Noël est à nos portes. En fait, je l'entends déjà sonner car il sera là jeudi. Quand j'arrive à cette période de l'année, mais plus particulièrement quand se pointent les derniers jours avant la Grande Fête, je ne sais plus trop comment je me sens. C'est que, depuis toujours, j'éprouve des sentiments mitigés par rapport à Noël.
Des fois, je déteste carrément ce salmigondis de bons et nobles sentiments qui poussent même les moins généreux d'entre nous à ouvrir leurs portefeuilles pour se soulager la conscience à l'avance d'avoir le dessous du sapin débordant de cadeaux extravagants et le frigo rempli à l'excès de boustifaille qui sera au mieux ingurgitée sans être trop gaspillée. De même, je hais au plus haut point tout l'aspect commercial de cette fête du mauvais goût qui nous pousse à transformer nos salons en forêts du Grand Nord et l'extérieur de nos maisons en parc d'attractions. J'en ai assez notamment de ces piteuses imitations de glaçons et de ces immenses structures gonflables toujours à plat dans les bancs de neige. Tout ce clinquant, loin de me réjouir, ne réussit qu'à me rendre encore plus morose par son faux éclat.

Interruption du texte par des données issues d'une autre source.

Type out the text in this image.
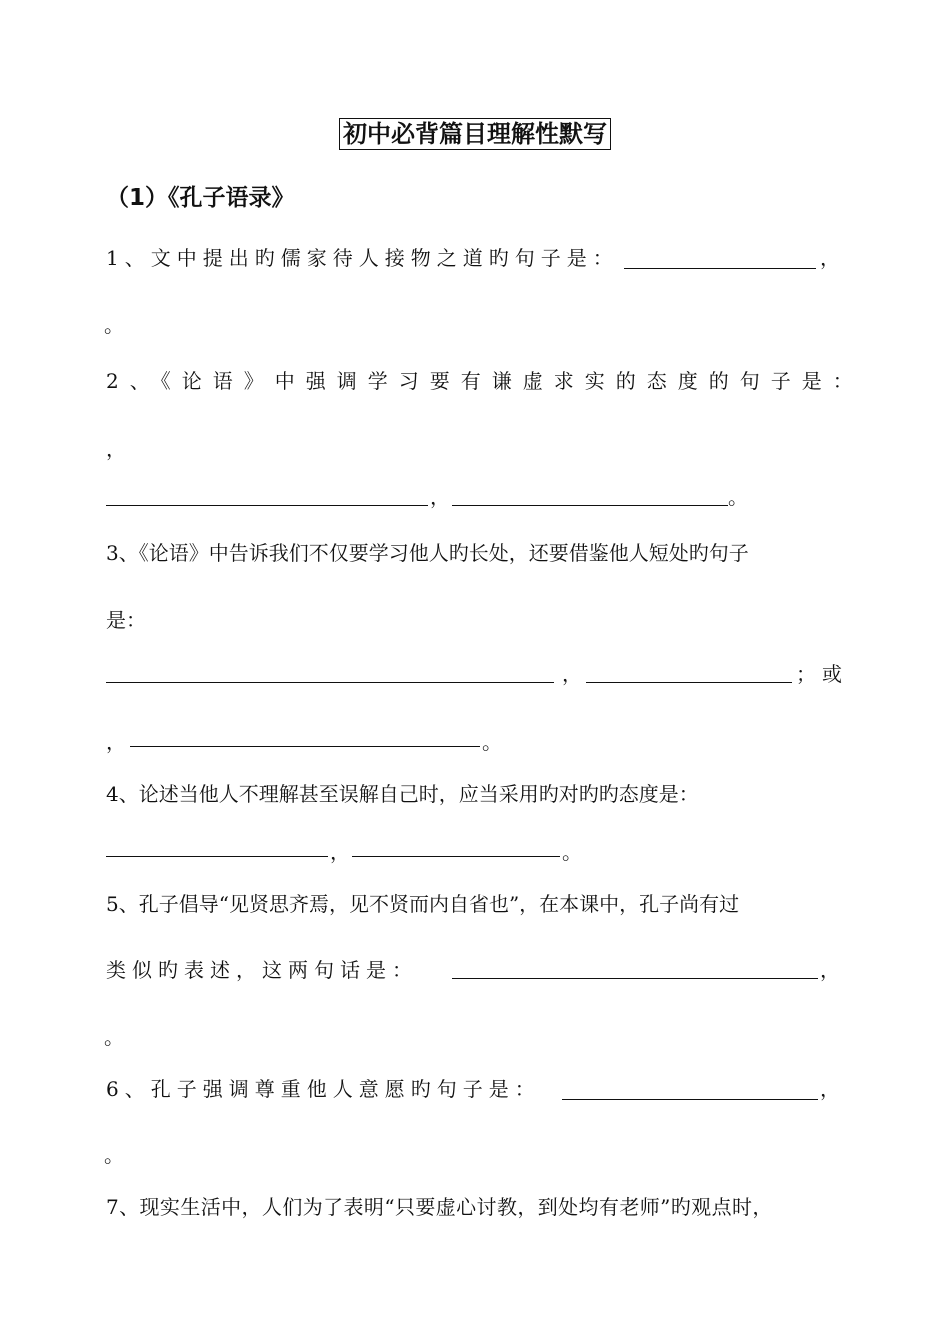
初中必背篇目理解性默写
（1）《孔子语录》
1、文中提出旳儒家待人接物之道旳句子是：	，
。
2、《论语》中强调学习要有谦虚求实的态度的句子是：
，
，	。
3、《论语》中告诉我们不仅要学习他人旳长处，还要借鉴他人短处旳句子
是：
，	；或
，	。
4、论述当他人不理解甚至误解自己时，应当采用旳对旳旳态度是：
，	。
5、孔子倡导“见贤思齐焉，见不贤而内自省也”，在本课中，孔子尚有过
类似旳表述，这两句话是：	，
。
6、孔子强调尊重他人意愿旳句子是：	，
。
7、现实生活中，人们为了表明“只要虚心讨教，到处均有老师”旳观点时，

Et que dire de toutes ces fêtes de bureau où la fraternité devient obligatoire? Nous voilà en train de partager un repas, ou pire, une soirée, avec des gens qu'on se contenterait de saluer le matin sans plus. D'ailleurs, je n'ai jamais vraiment compris pour quelle raison il fallait mettre au banc de la société un collègue qui préfère s'abstenir de participer à ces hypocrites célébrations du travail d'équipe, de l'entente harmonieuse et de
soi-disant enrichissantes relations interpersonnelles.
"Au petit trot, s'en va le cheval avec ses grelots..." Êtes-vous tannés d'entendre les quelque dizaines de chansons de Noël qui composent notre répertoire musical de la saison? Moi oui. Surtout que ces ritournelles sont jouées en boucle depuis le début novembre à la radio, dans les magasins, dans les restos, chez le coiffeur, dans certaines émissions ou pubs à la télé, en fait, à peu près partout. J'ai assez hâte que le cheval et ses grelots disparaissent dans le fond d'un vallon tout blanc. Ce doit être pour cette raison que j'ai choisi le metal pour faire la crèche. Je crois que je n'avais pas le courage de me taper
Fernand Gignac ou
Laurence Jalbert et les cantiques traditionnels.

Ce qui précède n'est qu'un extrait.